I've worn my wig (the normal, brown variety) to work the last two days.  I really didn't think I would wear it to work but the scarves/hats can be awfully distracting.  The scarves start to loosen as the day goes by so I'm constantly tugging at them.  The hats?  I wore one once and just felt stupid.  I'd never wear a hat at work on a normal day otherwise, so it felt really out of place.  I'd love to go all Yul Brenner, but with my rashy head, I don't want to scare people off or be uncomfortable because, yes, I'm self-conscious about my head rot.  So sue me.  Once it clears up and I'm smooth and shiny bald, oh, I'm so there.  You can count on it.  The wig has garnered quite a few "something's different and I can't quite place it..." looks.  I won't wear it all the time, but works right now.  It also keeps me from scratching as much, so there's that.

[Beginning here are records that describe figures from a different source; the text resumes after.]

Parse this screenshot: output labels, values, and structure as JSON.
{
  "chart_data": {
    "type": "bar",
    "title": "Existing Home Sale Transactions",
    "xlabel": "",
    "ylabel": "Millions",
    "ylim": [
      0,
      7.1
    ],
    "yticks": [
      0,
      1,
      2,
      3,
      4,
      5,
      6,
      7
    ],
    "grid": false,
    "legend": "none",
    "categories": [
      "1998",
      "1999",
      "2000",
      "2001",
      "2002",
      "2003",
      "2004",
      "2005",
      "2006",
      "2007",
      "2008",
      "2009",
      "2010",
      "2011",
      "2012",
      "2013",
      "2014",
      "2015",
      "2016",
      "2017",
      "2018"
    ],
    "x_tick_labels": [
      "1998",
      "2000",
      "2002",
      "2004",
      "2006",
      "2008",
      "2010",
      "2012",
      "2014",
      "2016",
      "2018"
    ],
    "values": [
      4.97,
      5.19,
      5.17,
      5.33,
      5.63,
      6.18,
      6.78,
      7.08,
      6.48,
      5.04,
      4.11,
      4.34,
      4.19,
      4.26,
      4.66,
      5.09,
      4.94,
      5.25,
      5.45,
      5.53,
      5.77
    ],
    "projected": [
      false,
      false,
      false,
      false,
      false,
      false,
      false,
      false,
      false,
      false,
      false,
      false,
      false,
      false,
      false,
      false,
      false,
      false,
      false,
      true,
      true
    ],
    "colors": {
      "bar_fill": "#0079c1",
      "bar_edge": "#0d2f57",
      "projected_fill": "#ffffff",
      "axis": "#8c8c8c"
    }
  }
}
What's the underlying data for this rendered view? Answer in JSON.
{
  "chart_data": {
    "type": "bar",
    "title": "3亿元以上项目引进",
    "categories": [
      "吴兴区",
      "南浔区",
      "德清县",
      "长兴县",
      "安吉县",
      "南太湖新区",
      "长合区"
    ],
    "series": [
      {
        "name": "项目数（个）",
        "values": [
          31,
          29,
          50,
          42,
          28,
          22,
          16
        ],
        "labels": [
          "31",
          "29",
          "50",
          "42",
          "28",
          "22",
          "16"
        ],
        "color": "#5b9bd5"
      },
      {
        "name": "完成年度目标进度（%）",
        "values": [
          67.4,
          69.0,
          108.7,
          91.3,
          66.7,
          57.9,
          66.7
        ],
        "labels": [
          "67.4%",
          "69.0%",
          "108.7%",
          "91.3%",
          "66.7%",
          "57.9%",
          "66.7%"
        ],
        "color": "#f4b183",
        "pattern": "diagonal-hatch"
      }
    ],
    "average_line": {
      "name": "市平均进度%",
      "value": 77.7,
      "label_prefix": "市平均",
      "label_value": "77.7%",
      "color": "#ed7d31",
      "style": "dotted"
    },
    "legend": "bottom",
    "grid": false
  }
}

This Thursday is the 8th chemo treatment.  It will be my official halfway point with treatments.  I have 6 months' worth, but I have 16 treatments altogether.  (12 weekly and then 1 every 3 weeks for a total of 12 more weeks.)  I can do this.  It will get worse before I'm completely "well" but for crying out loud - I have a whole lot of living to do.  I haven't been to Paris or driven an old school muscle car or won big in the lottery or swung on a stripper pole.  Okay, I realize that some of those may be unrealistic... Like winning the lottery.  A girl can dream, though, right?

Thank you for all of your love and support.  Thanks for being amused by my story.  Someone else told me today that I inspired her to get a mammogram.  That, my friends, is what this is all about.

And with that... peace out.


2 comments:

  1. When you can write something like "Pass the gravy, Mama needs some new hooters" I can say with utmost certainty that you are hilarious, and awesome, and kicking ass even when you feel like shit. What would Rosie the Riveter do? She'd kick ass and wear a pink wig.